As I wrote in the comments above, I first was very sceptical about this change when Robert asked for it. In the meantime, however, my opinion changed a bit and I think the positive effects of the change most probably outweigh the negative ones.
Don't get me wrong, I still have the strong opinion there are currently too many community members around here who don't behave nicely:
downvoting and closing question with minor issues or no apparent issues (at least not apparent to me, so maybe my fault?)
refuse to give constructive or specific feedback to askers which are willing to improve their question (last example here, where after a full week of silence Thomas Owens finally was gracious enough to write a kind of answer I had expected to get from one of the initial high-rep close-voters).
stay away from curating questions actively, though they have more than enough rep for being able to do so
stay away from any reflective discussion like this one about the groups self-moderating style
mark questions frequently as duplicates of older questions which are way-too-general (or simply unsuitable) for giving the asker a helpful answer
give me the impression the only moderation tools they know are the downvote and the close vote button.
My fear was that the influence of those community members would increase even more when they now get a chance to close reasonable questions with just three votes, and probably it has become now. And I still don't buy Robert Harvey's argument that quick closing will motivate more askers to improve their question, so 3 reopen votes will actually lead to more improved, reopened questions, balancing the formerly described, IMHO abusive behaviour.
On the other hand, I see this site being still flooded with way more unsuitable questions than ones which might be salvaged, and these kind of posts now vanish a lot more quickly than before from the site. So there is probably some collateral damage I have to accept here.

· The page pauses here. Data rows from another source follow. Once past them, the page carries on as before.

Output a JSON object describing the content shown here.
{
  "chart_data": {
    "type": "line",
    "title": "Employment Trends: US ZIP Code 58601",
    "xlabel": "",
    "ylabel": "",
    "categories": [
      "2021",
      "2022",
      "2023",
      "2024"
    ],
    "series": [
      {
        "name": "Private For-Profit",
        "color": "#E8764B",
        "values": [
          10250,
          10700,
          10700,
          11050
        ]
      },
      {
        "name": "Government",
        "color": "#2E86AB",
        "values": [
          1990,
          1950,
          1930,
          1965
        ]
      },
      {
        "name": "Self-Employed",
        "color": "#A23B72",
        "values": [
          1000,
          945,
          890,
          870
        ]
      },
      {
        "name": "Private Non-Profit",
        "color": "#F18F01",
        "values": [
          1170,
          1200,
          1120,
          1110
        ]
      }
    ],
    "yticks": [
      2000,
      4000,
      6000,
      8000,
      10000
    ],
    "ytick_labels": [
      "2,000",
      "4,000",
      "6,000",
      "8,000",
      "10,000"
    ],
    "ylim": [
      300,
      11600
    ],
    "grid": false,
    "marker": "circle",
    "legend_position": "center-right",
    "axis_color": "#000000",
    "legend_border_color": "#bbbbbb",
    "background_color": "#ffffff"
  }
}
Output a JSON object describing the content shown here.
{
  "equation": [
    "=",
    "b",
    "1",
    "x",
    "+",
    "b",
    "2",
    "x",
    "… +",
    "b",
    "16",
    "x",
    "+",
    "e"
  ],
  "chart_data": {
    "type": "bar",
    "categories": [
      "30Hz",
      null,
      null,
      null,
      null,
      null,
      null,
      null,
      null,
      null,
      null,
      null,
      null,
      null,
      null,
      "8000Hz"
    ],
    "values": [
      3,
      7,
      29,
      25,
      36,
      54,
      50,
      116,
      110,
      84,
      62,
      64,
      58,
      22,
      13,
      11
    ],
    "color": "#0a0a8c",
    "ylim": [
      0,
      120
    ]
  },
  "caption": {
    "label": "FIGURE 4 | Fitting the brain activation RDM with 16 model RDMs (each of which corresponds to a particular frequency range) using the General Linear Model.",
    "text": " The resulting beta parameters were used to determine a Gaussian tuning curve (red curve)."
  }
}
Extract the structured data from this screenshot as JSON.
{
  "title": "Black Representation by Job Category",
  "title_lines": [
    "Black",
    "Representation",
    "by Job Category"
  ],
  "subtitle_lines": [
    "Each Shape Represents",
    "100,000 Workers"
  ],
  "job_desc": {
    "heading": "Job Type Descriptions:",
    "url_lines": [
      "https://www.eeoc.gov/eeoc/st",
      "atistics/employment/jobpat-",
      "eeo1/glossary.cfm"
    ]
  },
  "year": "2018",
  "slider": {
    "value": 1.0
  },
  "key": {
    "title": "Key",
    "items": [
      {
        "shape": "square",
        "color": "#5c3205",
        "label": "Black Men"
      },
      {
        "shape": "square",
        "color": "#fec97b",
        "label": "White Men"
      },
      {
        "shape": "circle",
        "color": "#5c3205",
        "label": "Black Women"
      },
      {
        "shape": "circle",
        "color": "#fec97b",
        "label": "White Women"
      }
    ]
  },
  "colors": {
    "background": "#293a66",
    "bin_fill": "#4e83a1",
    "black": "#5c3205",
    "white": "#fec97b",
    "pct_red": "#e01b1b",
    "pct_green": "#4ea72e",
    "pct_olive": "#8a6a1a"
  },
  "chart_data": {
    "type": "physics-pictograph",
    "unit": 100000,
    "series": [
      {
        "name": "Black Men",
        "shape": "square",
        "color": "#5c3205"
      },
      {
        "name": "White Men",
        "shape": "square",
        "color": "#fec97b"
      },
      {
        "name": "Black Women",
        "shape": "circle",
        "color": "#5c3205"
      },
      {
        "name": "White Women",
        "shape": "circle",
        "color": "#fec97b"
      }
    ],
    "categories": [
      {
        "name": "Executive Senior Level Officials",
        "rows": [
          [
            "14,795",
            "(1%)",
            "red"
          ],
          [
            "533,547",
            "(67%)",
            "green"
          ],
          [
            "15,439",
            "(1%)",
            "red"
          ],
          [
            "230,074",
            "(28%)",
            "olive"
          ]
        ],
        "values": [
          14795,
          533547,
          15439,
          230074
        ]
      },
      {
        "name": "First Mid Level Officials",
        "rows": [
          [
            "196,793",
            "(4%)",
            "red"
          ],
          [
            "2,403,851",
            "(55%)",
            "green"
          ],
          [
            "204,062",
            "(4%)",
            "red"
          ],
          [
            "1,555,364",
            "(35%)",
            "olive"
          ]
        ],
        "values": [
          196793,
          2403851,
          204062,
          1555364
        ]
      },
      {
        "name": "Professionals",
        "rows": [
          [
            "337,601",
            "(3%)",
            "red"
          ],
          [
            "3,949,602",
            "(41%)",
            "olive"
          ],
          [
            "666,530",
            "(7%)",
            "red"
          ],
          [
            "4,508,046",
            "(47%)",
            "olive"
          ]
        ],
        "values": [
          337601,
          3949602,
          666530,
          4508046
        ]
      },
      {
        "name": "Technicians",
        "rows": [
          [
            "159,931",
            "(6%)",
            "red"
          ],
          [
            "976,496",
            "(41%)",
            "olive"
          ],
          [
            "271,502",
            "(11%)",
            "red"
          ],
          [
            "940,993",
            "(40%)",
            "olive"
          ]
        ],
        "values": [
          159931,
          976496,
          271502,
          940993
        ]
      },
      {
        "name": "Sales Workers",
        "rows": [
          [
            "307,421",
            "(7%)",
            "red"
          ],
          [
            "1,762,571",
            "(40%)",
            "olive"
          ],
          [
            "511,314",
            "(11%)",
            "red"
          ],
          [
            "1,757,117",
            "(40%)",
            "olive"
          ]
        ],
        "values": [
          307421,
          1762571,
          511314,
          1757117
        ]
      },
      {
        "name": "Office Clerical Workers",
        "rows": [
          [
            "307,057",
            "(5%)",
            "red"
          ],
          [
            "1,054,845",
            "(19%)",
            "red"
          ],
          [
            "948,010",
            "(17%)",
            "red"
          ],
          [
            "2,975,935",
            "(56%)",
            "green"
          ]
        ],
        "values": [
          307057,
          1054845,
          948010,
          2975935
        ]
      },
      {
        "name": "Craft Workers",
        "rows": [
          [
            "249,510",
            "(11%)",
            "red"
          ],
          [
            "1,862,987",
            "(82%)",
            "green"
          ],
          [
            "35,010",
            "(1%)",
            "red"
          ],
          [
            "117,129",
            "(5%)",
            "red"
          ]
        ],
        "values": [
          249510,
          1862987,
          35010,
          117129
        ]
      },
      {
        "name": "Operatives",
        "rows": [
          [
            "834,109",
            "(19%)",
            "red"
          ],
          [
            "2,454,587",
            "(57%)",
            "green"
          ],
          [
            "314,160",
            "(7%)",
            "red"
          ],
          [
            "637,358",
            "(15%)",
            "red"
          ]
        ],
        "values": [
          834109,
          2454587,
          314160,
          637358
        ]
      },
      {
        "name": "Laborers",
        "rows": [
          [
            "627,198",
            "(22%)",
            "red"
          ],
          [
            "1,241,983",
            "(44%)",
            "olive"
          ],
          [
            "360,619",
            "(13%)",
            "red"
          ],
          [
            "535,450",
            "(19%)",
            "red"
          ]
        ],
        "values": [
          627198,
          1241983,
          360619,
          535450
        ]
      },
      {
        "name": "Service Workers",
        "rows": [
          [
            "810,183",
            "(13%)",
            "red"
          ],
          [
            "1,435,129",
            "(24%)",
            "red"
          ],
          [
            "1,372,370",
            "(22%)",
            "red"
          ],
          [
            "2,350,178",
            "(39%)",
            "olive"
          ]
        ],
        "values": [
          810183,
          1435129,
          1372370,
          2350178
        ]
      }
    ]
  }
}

And the fact Thomas gets a little bit unburdened from cleaning up cumbersome stuff is definitely a positive one.
Of course, all what I wrote above is not based on any statistics, just my personal impression, so I am looking forward to see a statistical summary at the end of the experiment.
I can understand why you are willing to try the way that has proven to work so well at Stack Overflow. I am observing it for about half year now and it looks really impressive and, which is especially promising, it seems to be free from (serious) negative side effects.
On the other hand, there is no guarantee that this will work well here. Rather opposite, I think we better be sceptical because as was pointed in comments we already experimented with such a change about five years ago and back then, results weren't encouraging.
Speaking of that prior experiment, I decided to re-visit and study past discussions about how it went (here, here and here) to see what we can learn from it. I found lots of insightful considerations posted back then and I strongly recommend checking these.
That said, studying these prior discussions left me uncertain about whether it is worth having this change now or not. Some points for or against it I've seen were apparently relevant back then but seem to be no longer applicable. It was particularly striking to discover that my own reservations against this change no longer hold.
It looks like in the years that passed site has changed too much to rely on analysis and conclusions made back then.
We had site name change (which seemed to have much more profound impact than I anticipated), we had a noticeable change in the way how diamond moderators approach blatantly off-topic questions. I think we even had some shift in topicality due to successful rise of the sites that handle law and open source topics (can't say for others but to me this changed alot in the way how I approach these topics at our site).
Suming up above, I think we could give this change yet another try - run an experiment with 3 close / reopen votes for a month or two and study how it works. Maybe this time it will help getting reopen votes work like it did at Stack Overflow (it failed in our previous experiment but reasons for that seem to no longer hold).